PDA

View Full Version : ECE Primus planes



Thomas Wilson
04-18-2022, 8:01 PM
I have had a Primus smoothing plane and a block plane from the 1980’s. On a whim, I recently bought a Primus jack plane companion because it has a lignum vitae sole. It must be new-old-stock. The bodies of the smoother and block are pear I think. The new jack is beech. The fit of the new plane is excellent and it arrived, as all Primus planes do, very sharp and ready to use. The difference is the finish. The finish is a bit rough. I want it to feel as smooth to the hand as its older siblings. What treatment would you recommend? Steel wool and Johnsons paste wax? Pumice and linseed oil? Wet sand with auto body paper and rattle can lacquer? I suppose the finish on the jack plane is lacquer but haven’t tested with solvent.

Rafael Herrera
04-18-2022, 8:54 PM
I'd use steel wool and wax to soften the roughness of the finish. The wear from use will do the rest.

Rob Luter
04-19-2022, 5:48 AM
I've grown fond of Scotch Brite abrasive pads for this sort of thing. I use Maroon (fine) and Grey (Extra Fine)They cut better than steel wool and conform well to contoured surfaces. Steel wood is a great applicator for the paste wax as a last step.

Dave Anderson NH
04-19-2022, 10:47 AM
I would start with a piece of brown paper bag.

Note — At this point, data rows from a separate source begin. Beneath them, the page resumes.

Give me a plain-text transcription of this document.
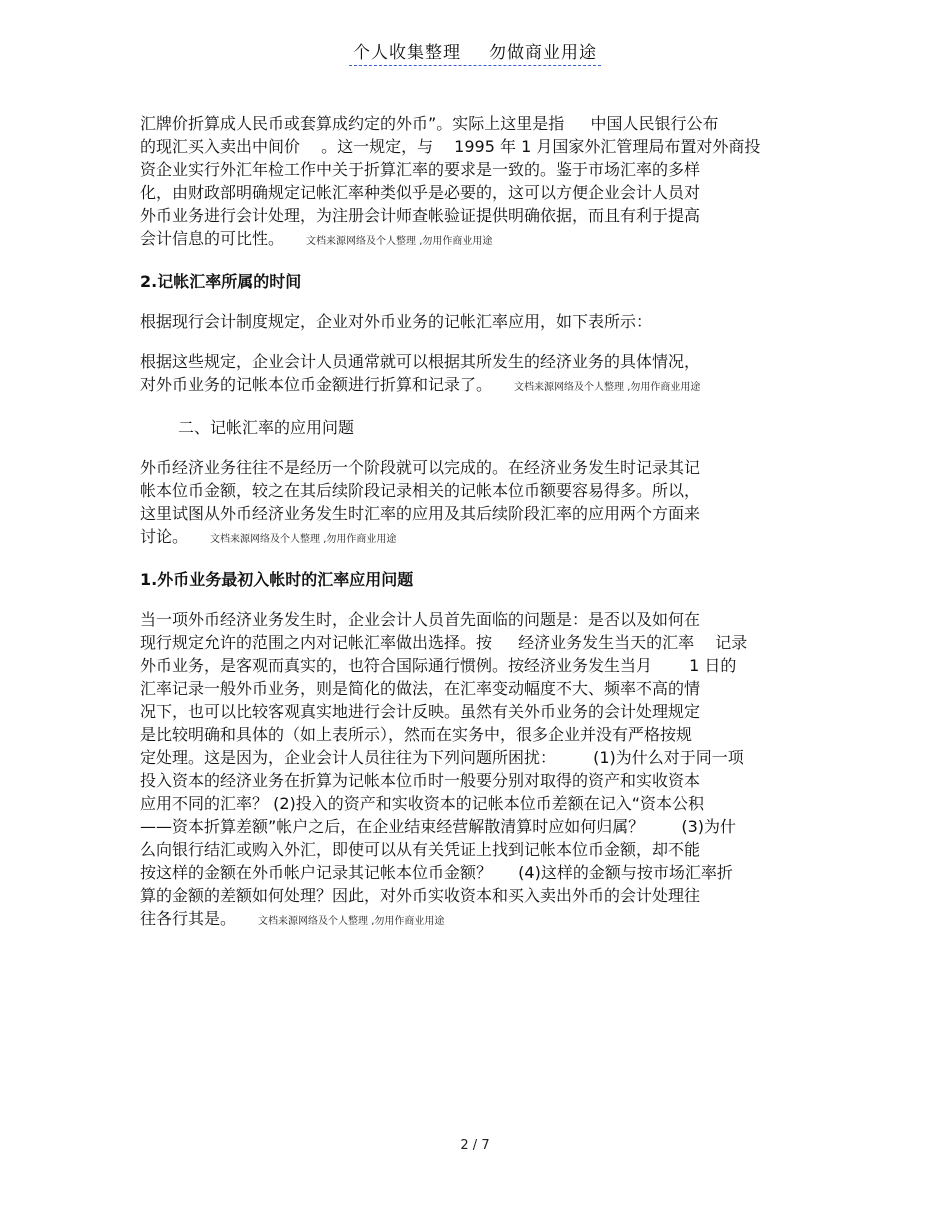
个人收集整理 勿做商业用途
汇牌价折算成人民币或套算成约定的外币”。实际上这里是指 　 中国人民银行公布
的现汇买入卖出中间价 　。这一规定，与 　1995 年 1 月国家外汇管理局布置对外商投
资企业实行外汇年检工作中关于折算汇率的要求是一致的。鉴于市场汇率的多样
化，由财政部明确规定记帐汇率种类似乎是必要的，这可以方便企业会计人员对
外币业务进行会计处理，为注册会计师查帐验证提供明确依据，而且有利于提高
会计信息的可比性。 文档来源网络及个人整理 ,勿用作商业用途
2.记帐汇率所属的时间
根据现行会计制度规定，企业对外币业务的记帐汇率应用，如下表所示：
根据这些规定，企业会计人员通常就可以根据其所发生的经济业务的具体情况，
对外币业务的记帐本位币金额进行折算和记录了。 文档来源网络及个人整理 ,勿用作商业用途
二、记帐汇率的应用问题
外币经济业务往往不是经历一个阶段就可以完成的。在经济业务发生时记录其记
帐本位币金额，较之在其后续阶段记录相关的记帐本位币额要容易得多。所以，
这里试图从外币经济业务发生时汇率的应用及其后续阶段汇率的应用两个方面来
讨论。 文档来源网络及个人整理 ,勿用作商业用途
1.外币业务最初入帐时的汇率应用问题
当一项外币经济业务发生时，企业会计人员首先面临的问题是：是否以及如何在
现行规定允许的范围之内对记帐汇率做出选择。按 　 经济业务发生当天的汇率 　记录
外币业务，是客观而真实的，也符合国际通行惯例。按经济业务发生当月 　　1 日的
汇率记录一般外币业务，则是简化的做法，在汇率变动幅度不大、频率不高的情
况下，也可以比较客观真实地进行会计反映。虽然有关外币业务的会计处理规定
是比较明确和具体的（如上表所示），然而在实务中，很多企业并没有严格按规
定处理。这是因为，企业会计人员往往为下列问题所困扰： 　　(1)为什么对于同一项
投入资本的经济业务在折算为记帐本位币时一般要分别对取得的资产和实收资本
应用不同的汇率？ (2)投入的资产和实收资本的记帐本位币差额在记入“资本公积
——资本折算差额”帐户之后，在企业结束经营解散清算时应如何归属？ 　　(3)为什
么向银行结汇或购入外汇，即使可以从有关凭证上找到记帐本位币金额，却不能
按这样的金额在外币帐户记录其记帐本位币金额？ 　 (4)这样的金额与按市场汇率折
算的金额的差额如何处理？因此，对外币实收资本和买入卖出外币的会计处理往
往各行其是。 文档来源网络及个人整理 ,勿用作商业用途
2 / 7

Paper bags are great for smoothing out between coats of finish to remove little dust nubs and such. They are less harsh than almost any of the normal true abrasives. I have my wife save paper bags and I cut them up into squares and keep a stack of them in the shop. Cheap and effective.

chris carter
04-20-2022, 1:25 PM
Brown paper. A paper bag will work. Builder's paper from the home center (what I use to cover my bench for glue-ups and applying finish) will work - it's the same stuff just heavy duty. Masking paper from the home center is also the same stuff, just between the two. You probably have one of those three and they will all work. The best thing is that, aside from it being easy and cheap, you simply cannot screw it up no matter how hard you try.

lou Brava
04-21-2022, 10:48 AM
[QUOTE=chris carter;3190802]Brown paper. A paper bag will work. Builder's paper from the home center (what I use to cover my bench for glue-ups and applying finish)

Sheer genius ! I just built a new work bench and protecting the top from glue or finish never crossed my mind.
Thanks

Thomas Wilson
04-21-2022, 2:35 PM
Thanks everybody. I had not thought of brown paper or Scotch Brite. I started with brown paper but it did not smooth the bumps very much. I found a gray Scotch brite pad on the shelf. That worked quickly. I finished with brown paper and wiped the dust off with naphtha. It feels about right but is duller than the older planes.

To complete the set, I got a try plane on eBay at a reasonable price. Nice looking family.
477943

Richard Hutchings
04-26-2022, 9:02 AM
That's a beautiful set. I would box up all my metal planes if I had those, just to make sure they got used the most.

Thomas Wilson
04-29-2022, 8:23 PM
That's a beautiful set. I would box up all my metal planes if I had those, just to make sure they got used the most.
It is a good working set. The spring tension holding mechanism is a joy because the backlash is zero. The smoother, jack and try plane are 50 degree bed angle so they best for hard squirrelly wood. They are unnecessarily hard to push in softwoods, but the light weight wood body and high angle can make taking fine perfect shavings on difficult wood a pleasure.

Tom M King
04-30-2022, 10:34 AM
I have several, and they work wonderfully if you plane slowly, but since I almost always plane fast, the spring mechanism allows it to chatter terribly, regardless of how I set it, so it doesn't get used here. I really like the hammer set Scrub plane, and would trade the fancy mechanism fitted smoother for a hammer set one.

There is a plow plane on ebay that I've been really tempted to bid on, but I don't really need it. I didn't know of the existence of that until I saw it there.

Eric Rathhaus
05-03-2022, 5:04 PM
I still find my ECE jointer finicky. I struggle to get the blade parallel so it's not taking more off on one side. Even after I set it up, it quickly goes lopsided again. Any tips?